Thai consumers are showing greater comfort with electronic payments, as one in three is willing to do away with cash altogether, according to Visa.
Thailand is trending towards going cashless, with 80 per cent of people carrying at least one credit card in their wallets, with an average of two cards per person.
Visa’s “Consumer Payment Attitudes Study” surveyed 2,000 people across four Southeast Asian countries to gauge changing payment habits and attitudes.
Somboon Krobteeranon, manager for Thailand, said yesterday that attitudes towards eliminating cash were changing among local consumers and more people now valued the convenience and security of electronic payments.
The study revealed that people now carry about Bt1,500 on a day-to-day basis and many choose electronic or card payments as their preferred method.
“With more people carrying cards than five years ago, and many more confident in using cards to pay online, there is a growing willingness among Thai consumers to go cashless.
“It shows how the payments landscape has improved as people feel safer and more at ease paying electronically.”
The main reasons given by respondents for preferring electronic payments were convenience (58 per cent), lack of need to carry cash (25 per cent) and safety and security (20 per cent).
About 64 per cent felt safe making purchases online, reflecting the growth of e-commerce in the country.
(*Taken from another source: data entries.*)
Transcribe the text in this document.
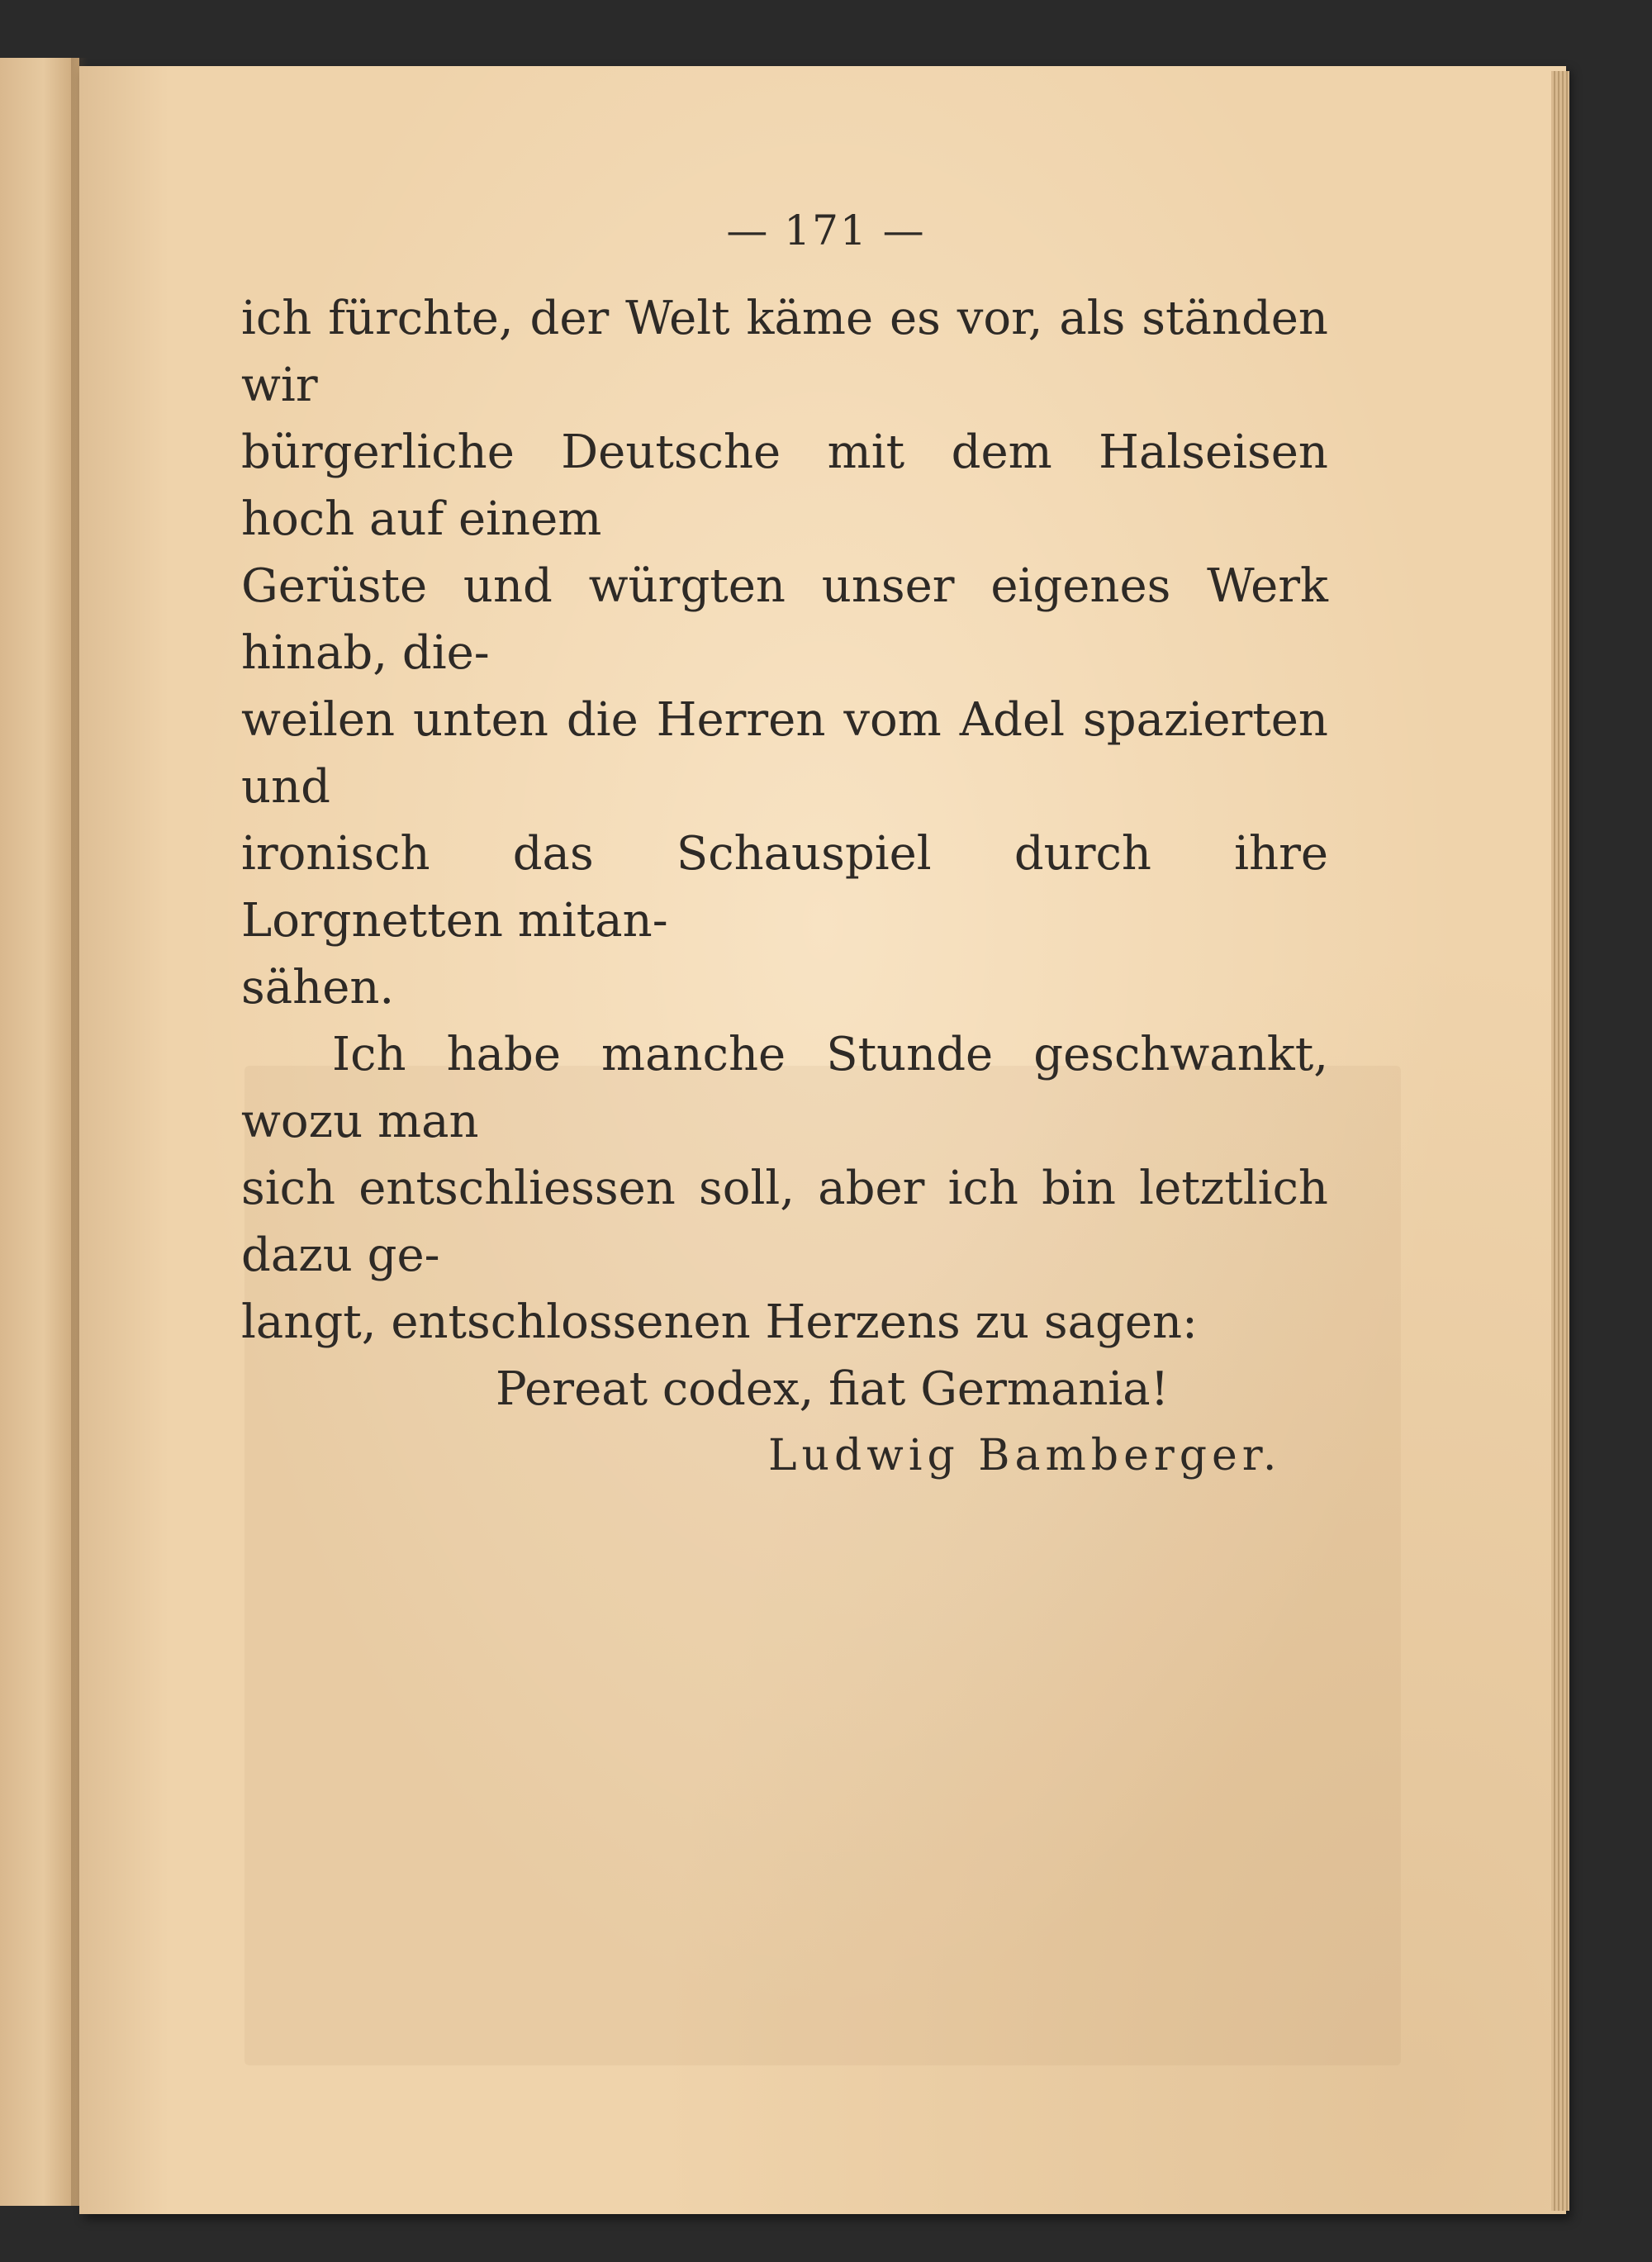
— 171 —

ich fürchte, der Welt käme es vor, als ständen wir

bürgerliche Deutsche mit dem Halseisen hoch auf einem

Gerüste und würgten unser eigenes Werk hinab, die-

weilen unten die Herren vom Adel spazierten und

ironisch das Schauspiel durch ihre Lorgnetten mitan-

sähen.

Ich habe manche Stunde geschwankt, wozu man

sich entschliessen soll, aber ich bin letztlich dazu ge-

langt, entschlossenen Herzens zu sagen:

Pereat codex, fiat Germania!

Ludwig Bamberger.
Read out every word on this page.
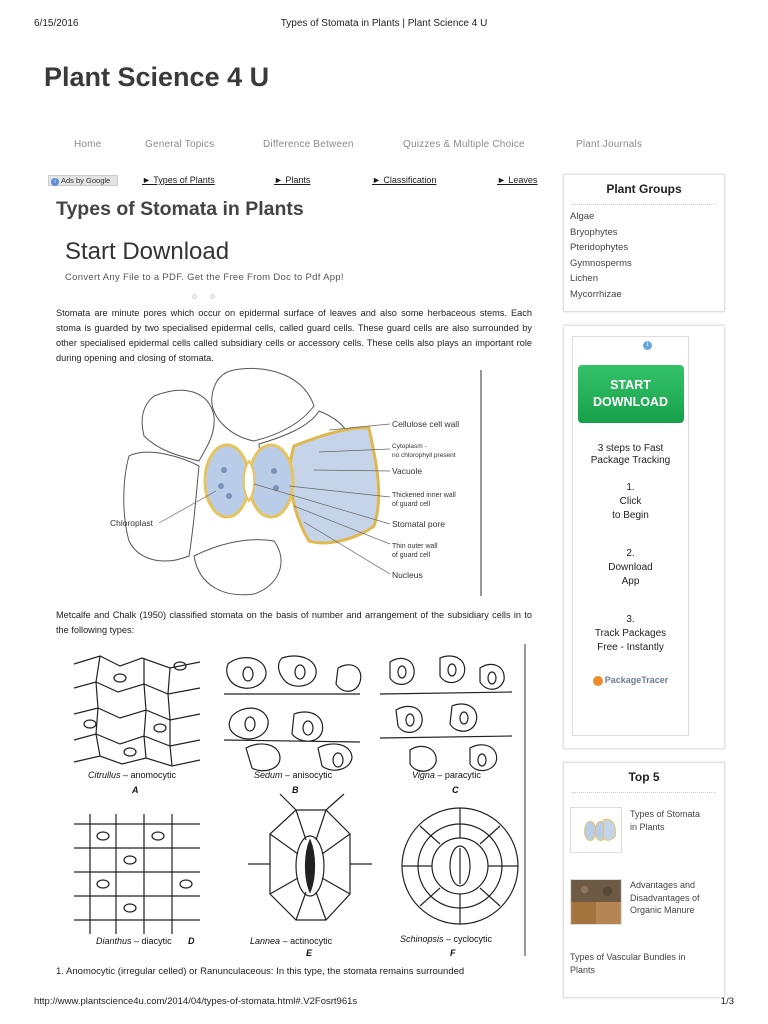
6/15/2016	Types of Stomata in Plants | Plant Science 4 U
Plant Science 4 U
Home	General Topics	Difference Between	Quizzes & Multiple Choice	Plant Journals
i Ads by Google	► Types of Plants	► Plants	► Classification	► Leaves
Types of Stomata in Plants
Start Download
Convert Any File to a PDF. Get the Free From Doc to Pdf App!
○ ○

Stomata are minute pores which occur on epidermal surface of leaves and also some herbaceous stems. Each stoma is guarded by two specialised epidermal cells, called guard cells. These guard cells are also surrounded by other specialised epidermal cells called subsidiary cells or accessory cells. These cells also plays an important role during opening and closing of stomata.

Cellulose cell wall
Cytoplasm -
no chlorophyll present
Vacuole
Thickened inner wall
of guard cell
Stomatal pore
Thin outer wall
of guard cell
Nucleus
Chloroplast

Metcalfe and Chalk (1950) classified stomata on the basis of number and arrangement of the subsidiary cells in to the following types:

Citrullus – anomocytic
A
Sedum – anisocytic
B
Vigna – paracytic
C
Dianthus – diacytic D	Lannea – actinocytic
E
Schinopsis – cyclocytic
F

1. Anomocytic (irregular celled) or Ranunculaceous: In this type, the stomata remains surrounded

Plant Groups
Algae
Bryophytes
Pteridophytes
Gymnosperms
Lichen
Mycorrhizae
i
START
DOWNLOAD
3 steps to Fast
Package Tracking
1.
Click
to Begin
2.
Download
App
3.
Track Packages
Free - Instantly
PackageTracer
Top 5
Types of Stomata
in Plants
Advantages and
Disadvantages of
Organic Manure
Types of Vascular Bundles in
Plants
http://www.plantscience4u.com/2014/04/types-of-stomata.html#.V2Fosrt961s	1/3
And 64 per cent purchase goods or services online at least once a month.
Thai consumers also showed a strong appetite for new payment methods, with 55 per cent interested in using the Visa payWave contactless payment technology now being rolled out across the country.
Consumers here are confident about their personal finances, with 81 per cent believing their financial situation will improve over the next 12 months, compared with just 51 per cent describing their finances as better than they were last year.